Investing.com -- Swiss vacuum valve manufacturer VAT Group AG (SIX:VACN) lowered its 2027 sales outlook, pointing to continued market headwinds and currency pressures. The stock fell 3% in European trading Tuesday.
The company now expects revenue of 1.5 billion to 1.7 billion Swiss francs ($1.80 billion–$2.04 billion) in 2027, down from the 1.8 billion to 2.2 billion francs it projected at its 2022 capital markets day.
VAT attributed the revision to a weaker outlook for wafer fabrication equipment spending and adverse foreign exchange movements, particularly the strength of the Swiss franc against other major currencies including the U.S. dollar.
The company noted that it now sees 2027 global wafer fab equipment (WFE) investment at $125 billion, a 7% drop from the previously forecast $135 billion.

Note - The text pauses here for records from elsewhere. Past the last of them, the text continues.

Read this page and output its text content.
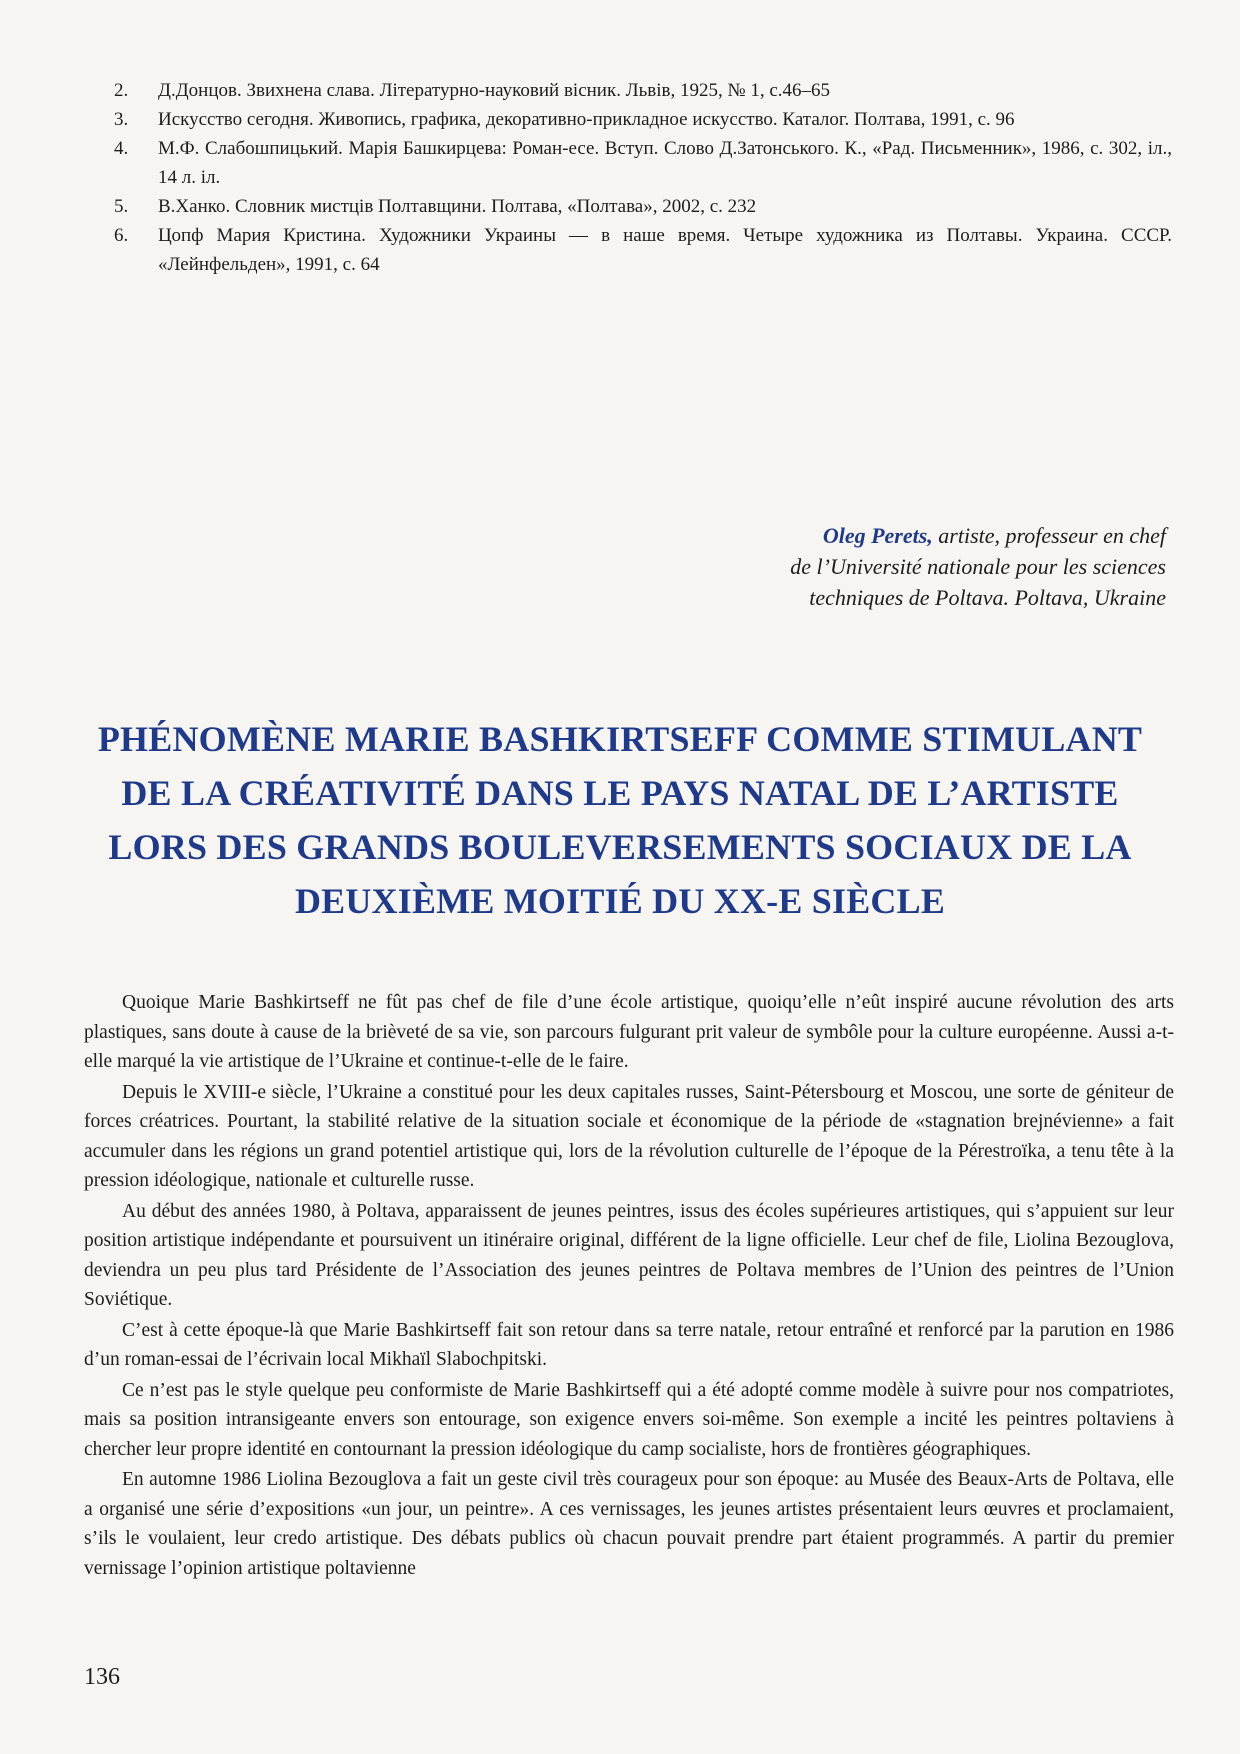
2.	Д.Донцов. Звихнена слава. Літературно-науковий вісник. Львів, 1925, № 1, с.46–65

3.	Искусство сегодня. Живопись, графика, декоративно-прикладное искусство. Каталог. Полтава, 1991, с. 96

4.	М.Ф. Слабошпицький. Марія Башкирцева: Роман-есе. Вступ. Слово Д.Затонського. К., «Рад. Письменник», 1986, с. 302, іл., 14 л. іл.

5.	В.Ханко. Словник мистців Полтавщини. Полтава, «Полтава», 2002, с. 232

6.	Цопф Мария Кристина. Художники Украины — в наше время. Четыре художника из Полтавы. Украина. СССР. «Лейнфельден», 1991, с. 64

Oleg Perets, artiste, professeur en chef
de l’Université nationale pour les sciences
techniques de Poltava. Poltava, Ukraine
PHÉNOMÈNE MARIE BASHKIRTSEFF COMME STIMULANT
DE LA CRÉATIVITÉ DANS LE PAYS NATAL DE L’ARTISTE
LORS DES GRANDS BOULEVERSEMENTS SOCIAUX DE LA
DEUXIÈME MOITIÉ DU XX-E SIÈCLE

Quoique Marie Bashkirtseff ne fût pas chef de file d’une école artistique, quoiqu’elle n’eût inspiré aucune révolution des arts plastiques, sans doute à cause de la brièveté de sa vie, son parcours fulgurant prit valeur de symbôle pour la culture européenne. Aussi a-t-elle marqué la vie artistique de l’Ukraine et continue-t-elle de le faire.

Depuis le XVIII-e siècle, l’Ukraine a constitué pour les deux capitales russes, Saint-Pétersbourg et Moscou, une sorte de géniteur de forces créatrices. Pourtant, la stabilité relative de la situation sociale et économique de la période de «stagnation brejnévienne» a fait accumuler dans les régions un grand potentiel artistique qui, lors de la révolution culturelle de l’époque de la Pérestroïka, a tenu tête à la pression idéologique, nationale et culturelle russe.

Au début des années 1980, à Poltava, apparaissent de jeunes peintres, issus des écoles supérieures artistiques, qui s’appuient sur leur position artistique indépendante et poursuivent un itinéraire original, différent de la ligne officielle. Leur chef de file, Liolina Bezouglova, deviendra un peu plus tard Présidente de l’Association des jeunes peintres de Poltava membres de l’Union des peintres de l’Union Soviétique.

C’est à cette époque-là que Marie Bashkirtseff fait son retour dans sa terre natale, retour entraîné et renforcé par la parution en 1986 d’un roman-essai de l’écrivain local Mikhaïl Slabochpitski.

Ce n’est pas le style quelque peu conformiste de Marie Bashkirtseff qui a été adopté comme modèle à suivre pour nos compatriotes, mais sa position intransigeante envers son entourage, son exigence envers soi-même. Son exemple a incité les peintres poltaviens à chercher leur propre identité en contournant la pression idéologique du camp socialiste, hors de frontières géographiques.

En automne 1986 Liolina Bezouglova a fait un geste civil très courageux pour son époque: au Musée des Beaux-Arts de Poltava, elle a organisé une série d’expositions «un jour, un peintre». A ces vernissages, les jeunes artistes présentaient leurs œuvres et proclamaient, s’ils le voulaient, leur credo artistique. Des débats publics où chacun pouvait prendre part étaient programmés. A partir du premier vernissage l’opinion artistique poltavienne

136
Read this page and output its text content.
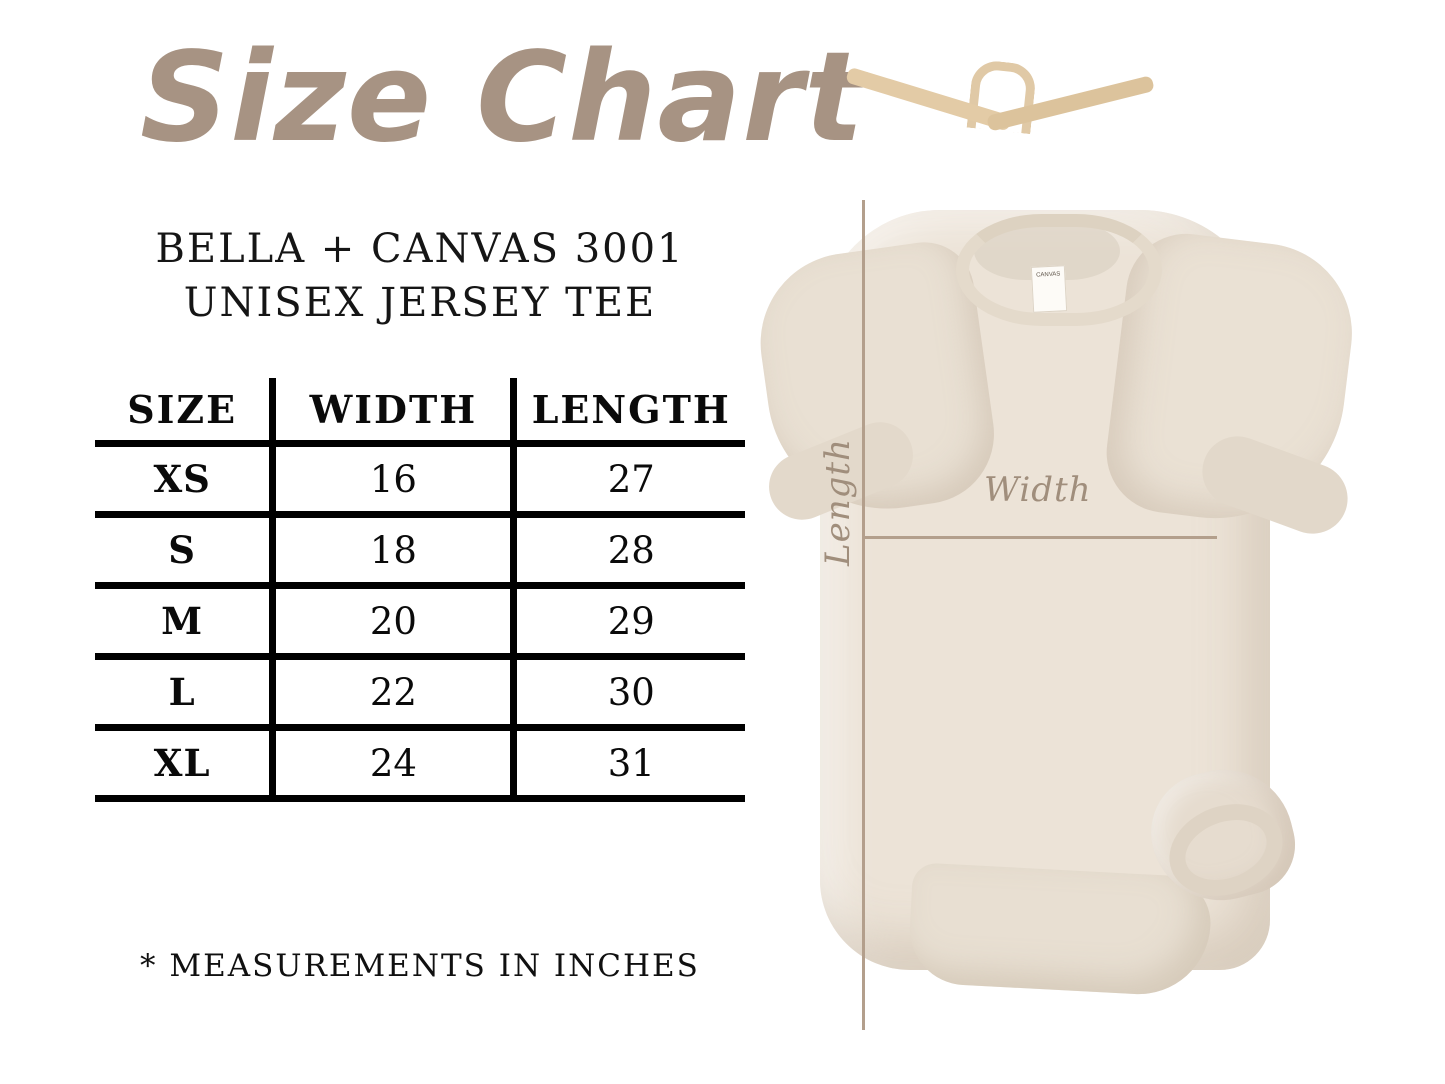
Size Chart
BELLA + CANVAS 3001
UNISEX JERSEY TEE
SIZE	WIDTH	LENGTH
XS	16	27
S	18	28
M	20	29
L	22	30
XL	24	31
* MEASUREMENTS IN INCHES
CANVAS
Width
Length
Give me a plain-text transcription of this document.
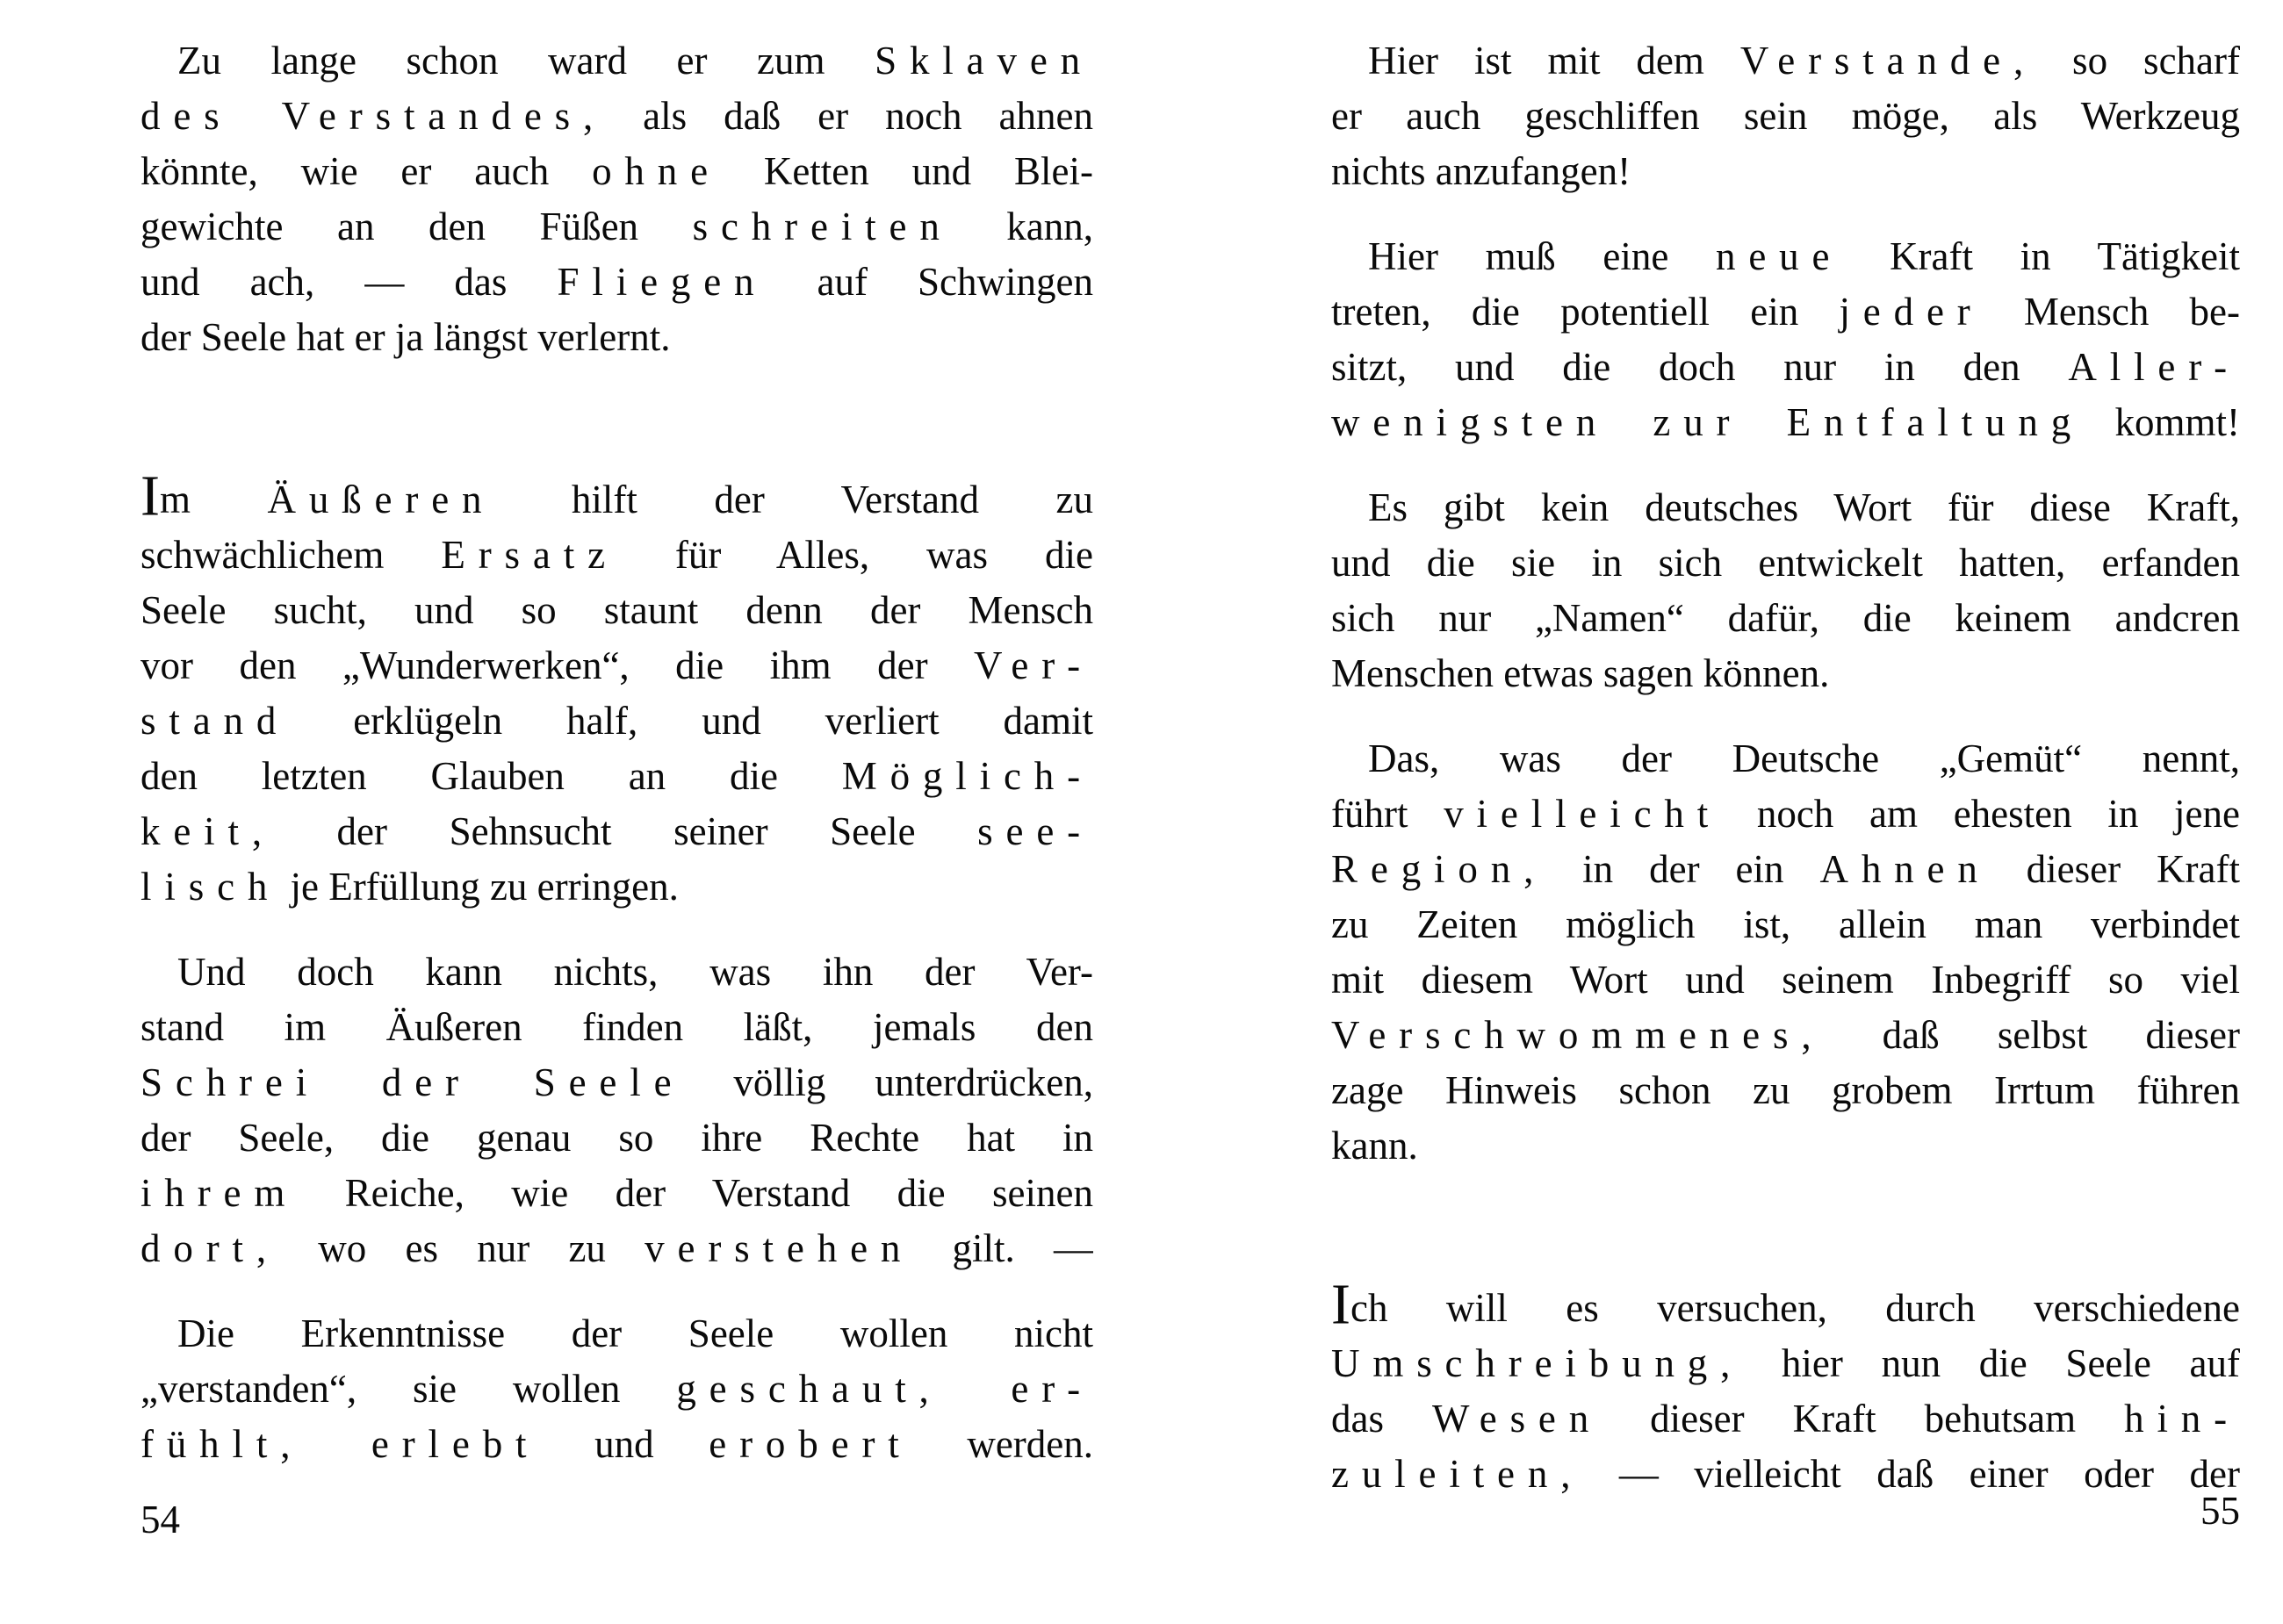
Zu lange schon ward er zum Sklaven
des Verstandes, als daß er noch ahnen
könnte, wie er auch ohne Ketten und Blei-
gewichte an den Füßen schreiten kann,
und ach, — das Fliegen auf Schwingen
der Seele hat er ja längst verlernt.
Im Äußeren hilft der Verstand zu
schwächlichem Ersatz für Alles, was die
Seele sucht, und so staunt denn der Mensch
vor den „Wunderwerken“, die ihm der Ver-
stand erklügeln half, und verliert damit
den letzten Glauben an die Möglich-
keit, der Sehnsucht seiner Seele see-
lisch je Erfüllung zu erringen.
Und doch kann nichts, was ihn der Ver-
stand im Äußeren finden läßt, jemals den
Schrei der Seele völlig unterdrücken,
der Seele, die genau so ihre Rechte hat in
ihrem Reiche, wie der Verstand die seinen
dort, wo es nur zu verstehen gilt. —
Die Erkenntnisse der Seele wollen nicht
„verstanden“, sie wollen geschaut, er-
fühlt, erlebt und erobert werden.
54
Hier ist mit dem Verstande, so scharf
er auch geschliffen sein möge, als Werkzeug
nichts anzufangen!
Hier muß eine neue Kraft in Tätigkeit
treten, die potentiell ein jeder Mensch be-
sitzt, und die doch nur in den Aller-
wenigsten zur Entfaltung kommt!
Es gibt kein deutsches Wort für diese Kraft,
und die sie in sich entwickelt hatten, erfanden
sich nur „Namen“ dafür, die keinem andcren
Menschen etwas sagen können.
Das, was der Deutsche „Gemüt“ nennt,
führt vielleicht noch am ehesten in jene
Region, in der ein Ahnen dieser Kraft
zu Zeiten möglich ist, allein man verbindet
mit diesem Wort und seinem Inbegriff so viel
Verschwommenes, daß selbst dieser
zage Hinweis schon zu grobem Irrtum führen
kann.
Ich will es versuchen, durch verschiedene
Umschreibung, hier nun die Seele auf
das Wesen dieser Kraft behutsam hin-
zuleiten, — vielleicht daß einer oder der
55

For the 2025 to 2029 period, VAT is targeting annual sales growth in the low to mid-teens, compared with its earlier expectation for low double-digit growth.
The EBITDA margin range for that period has also been cut to 30-37%, from 32-37%.
“We forecast 2025 revenues to grow 15%, lower than previous company indications of closer to 20%,” Jefferies analysts said in a note.
“Our current revenue forecast for 2027 is also below the low-end of the new company guidance, at CHF1.23bn. We expect some weakness in memory WFE spend in 2026, with the strength of subsequent recovery difficult to predict,” they added.
VAT Group also said it expects to grow as much as twice as fast as its underlying markets, a goal Jefferies believes is “entirely possible.”
Moreover, the group said that while short-term challenges persist, the global semiconductor market remains on course to exceed $1 trillion by the end of the decade, with potential upside from accelerating AI adoption.